The Search for Threes

I’ve mentioned the flaws of binary thinking before. The concept—framing things in terms of duality, or opposites—isn’t a new concept, and it tends to be the way that most issues are discussed in America and arguably, the West.

From a philosophical standpoint, the origins of this kind of thinking date back to Aristotle and Descartes. They first structured this type of logic, which consists of dividing, distinguishing and opposing items. When you see things in a binary construct, there’s no room for in-between or shades of gray; everything is black or white, good or bad, nice or ugly, good or evil, etc. It is the law of “all or nothing.”

Unfortunately, this kind of dualistic framework often leads to dead-ends, and at the very least, can divide people unnecessarily.

One of the best explanations and the one that really made me sit up and take notice, was written by John Michael Greer, and posted a few years ago at his blog, The Archdruid Report.

Greer takes the origins back even further than Aristotle and Descartes. He writes,

Most of the snap decisions our primate ancestors had to make on the African savannah are most efficiently sorted out into binary pairs: food/nonfood, predator/nonpredator, and so on. The drawbacks to this handy set of internal categories don’t seem to bother any of our primate relatives, and probably became an issue—like so much that’s part of magic—only when the rickety structure of the reasoning mind took shape over the top of the standard-issue social primate brain.

The problem with this snap-judgment way of seeing and making sense of the world is that in our current, non-hunting society, the binary framework eliminates the middle ground. In fact, we don’t even recognize a middle position. More often than not, it leads to division and conflict.

Think about our politics. Our choice is vote Democrat, or vote Republican. The coin flip could be Jeb Bush or Hillary Clinton, with our hopes pinned to one of them for four more years! Of course, right now, Democrats are twisting themselves into pretzels, trying to parse the importance of Bernie Sanders run for the White House, pinning their hopes on a 73-year-old former Socialist.

Binary thinking delivers diatribes on Twitter, like those I read related to the shooting in North Carolina, with a so-called black anti-racist leader, saying something akin to “All white people are racists.” I guess the binary of that would be that black people aren’t. The flipside coming from white politicians might be painting all black women as welfare queens.

Binary thinking in politics leads to governance by conflict. This is what’s taking place in Augusta right now, with a governor who refuses to consider compromise or anything that doesn’t align with his own narrow, black/white views. It’s his way, or no way! If you don’t go along with his fragmented vision, he mocks or denigrates you, like calling a respected legislator, “an architect of pork.” Anyone that loves this kind of binary freak show, howl in approval.

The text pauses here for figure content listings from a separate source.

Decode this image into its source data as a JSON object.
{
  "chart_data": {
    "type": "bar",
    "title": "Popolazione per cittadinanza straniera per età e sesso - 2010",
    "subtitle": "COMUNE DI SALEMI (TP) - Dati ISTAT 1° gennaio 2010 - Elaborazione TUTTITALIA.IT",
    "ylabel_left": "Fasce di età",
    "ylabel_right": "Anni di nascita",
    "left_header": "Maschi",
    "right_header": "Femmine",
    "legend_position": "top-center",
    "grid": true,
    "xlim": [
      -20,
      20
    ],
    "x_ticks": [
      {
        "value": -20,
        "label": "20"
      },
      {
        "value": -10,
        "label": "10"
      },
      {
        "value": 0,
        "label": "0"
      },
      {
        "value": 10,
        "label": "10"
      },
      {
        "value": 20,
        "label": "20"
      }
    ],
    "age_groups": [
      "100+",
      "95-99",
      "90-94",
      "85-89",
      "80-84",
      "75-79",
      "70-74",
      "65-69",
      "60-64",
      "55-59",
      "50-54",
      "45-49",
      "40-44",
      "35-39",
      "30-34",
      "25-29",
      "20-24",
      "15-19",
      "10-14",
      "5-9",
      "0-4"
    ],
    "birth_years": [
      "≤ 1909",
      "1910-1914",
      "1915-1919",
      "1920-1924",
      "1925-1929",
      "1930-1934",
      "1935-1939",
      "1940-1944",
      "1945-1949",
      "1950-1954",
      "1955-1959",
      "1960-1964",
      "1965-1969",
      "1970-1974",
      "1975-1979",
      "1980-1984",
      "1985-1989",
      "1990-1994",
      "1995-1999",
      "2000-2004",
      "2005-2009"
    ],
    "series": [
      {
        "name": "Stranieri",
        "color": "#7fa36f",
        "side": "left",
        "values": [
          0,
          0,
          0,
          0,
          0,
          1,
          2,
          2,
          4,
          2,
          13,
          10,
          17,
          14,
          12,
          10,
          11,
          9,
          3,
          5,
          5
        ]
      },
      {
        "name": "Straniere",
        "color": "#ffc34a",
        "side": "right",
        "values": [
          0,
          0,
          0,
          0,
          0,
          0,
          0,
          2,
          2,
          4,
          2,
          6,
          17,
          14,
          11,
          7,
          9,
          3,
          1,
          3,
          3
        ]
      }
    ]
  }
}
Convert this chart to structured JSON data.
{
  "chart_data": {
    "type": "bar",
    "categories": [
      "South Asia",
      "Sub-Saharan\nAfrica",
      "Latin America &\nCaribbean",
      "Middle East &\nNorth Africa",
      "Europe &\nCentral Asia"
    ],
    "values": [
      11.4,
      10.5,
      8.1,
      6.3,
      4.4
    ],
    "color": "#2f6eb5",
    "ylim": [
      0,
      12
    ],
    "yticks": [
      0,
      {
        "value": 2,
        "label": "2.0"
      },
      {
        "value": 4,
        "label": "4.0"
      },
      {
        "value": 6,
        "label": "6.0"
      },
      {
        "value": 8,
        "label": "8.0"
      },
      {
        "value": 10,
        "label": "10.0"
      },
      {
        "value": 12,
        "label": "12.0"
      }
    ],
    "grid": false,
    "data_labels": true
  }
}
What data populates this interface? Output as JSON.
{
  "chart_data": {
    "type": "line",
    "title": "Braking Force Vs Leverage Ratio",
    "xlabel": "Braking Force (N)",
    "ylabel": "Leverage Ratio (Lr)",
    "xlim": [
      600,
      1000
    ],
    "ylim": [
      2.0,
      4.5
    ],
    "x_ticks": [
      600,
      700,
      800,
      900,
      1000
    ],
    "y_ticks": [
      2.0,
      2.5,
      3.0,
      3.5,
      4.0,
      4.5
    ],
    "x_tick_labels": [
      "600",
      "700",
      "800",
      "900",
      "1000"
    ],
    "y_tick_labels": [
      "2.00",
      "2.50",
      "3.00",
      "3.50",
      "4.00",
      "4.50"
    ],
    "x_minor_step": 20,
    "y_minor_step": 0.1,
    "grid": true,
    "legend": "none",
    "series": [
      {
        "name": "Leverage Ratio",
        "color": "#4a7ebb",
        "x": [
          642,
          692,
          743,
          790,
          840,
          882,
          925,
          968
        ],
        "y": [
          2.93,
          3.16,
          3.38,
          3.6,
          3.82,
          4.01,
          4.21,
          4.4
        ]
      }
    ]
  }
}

As I wrote in an email to a friend the other day, “once you step off the binary train, that’s all you have left—and it’s impossible to get back on.” Your options for dialogue also become limited, unless you prefer to just go through the motions and discuss issues in the standard black/white dialectic. This creates dissonance.

I could argue that we are living in an empire that’s in decline. If so, I think things will continue to devolve over time. That’s a difficult worldview to truly get our heads around because it is the polar opposite from the kind of thinking we’ve been conditioned to practice from the earliest age.

We have been taught to think of America as a “city on a hill,” and a place of never-ending progress—things are supposed to get better and if they aren’t improving, then it’s someone else’s fault, most often the nearest politician. Other convenient scapegoats are loved ones, friends, jobs, and our geographic location.

I like Greer’s suggested exercise of first recognizing the binary that you are confronting. Recognition is the first step. Then, look for a third option, turning it into a ternary.

The next time you get stuck in a binary trap or conflict, look for the third option.

"Threshold," by UK artist, James Hopkins.

“Threshold,” by UK artist, James Hopkins.

2 thoughts on “The Search for Threes

  1. Yet another timely reminder, like the house by the road yesterday morning. Greer’s teaching me to refuse the options presented and find my own were, very truly, magic in my hands at one point not too long ago. Thank you.

    My only quibble with this presentation, though, is that the third (or fourth, fifth, no reason to limit to just three, although that’s a Western tendency worth examining) option isn’t always the “middle” option. In fact, the real power of the third option comes when it isn’t even on the continuum of the two options presented.

    Master manipulators know how effectively they can shackle the mind if they can convince you of where the boundaries are, say the right and left boundaries of our contemporary politics. If they set the boundaries, and you reject the “extremes” and choose the middle, you’ve still chosen from the options they gave you.

    So when, politically at least, the options only appear to be East or West, choose North-northeast, or South, or start digging, or don’t move at all. That’s where the real power lies.

  2. @LP Yes, my title for the blog post intimates that seeking “middle ground” is what I’m offering as an alternative to the binary. Shame on me for not coming up with something more clever.

    I would agree with you that merely seeking “the middle” is a dead-end, also.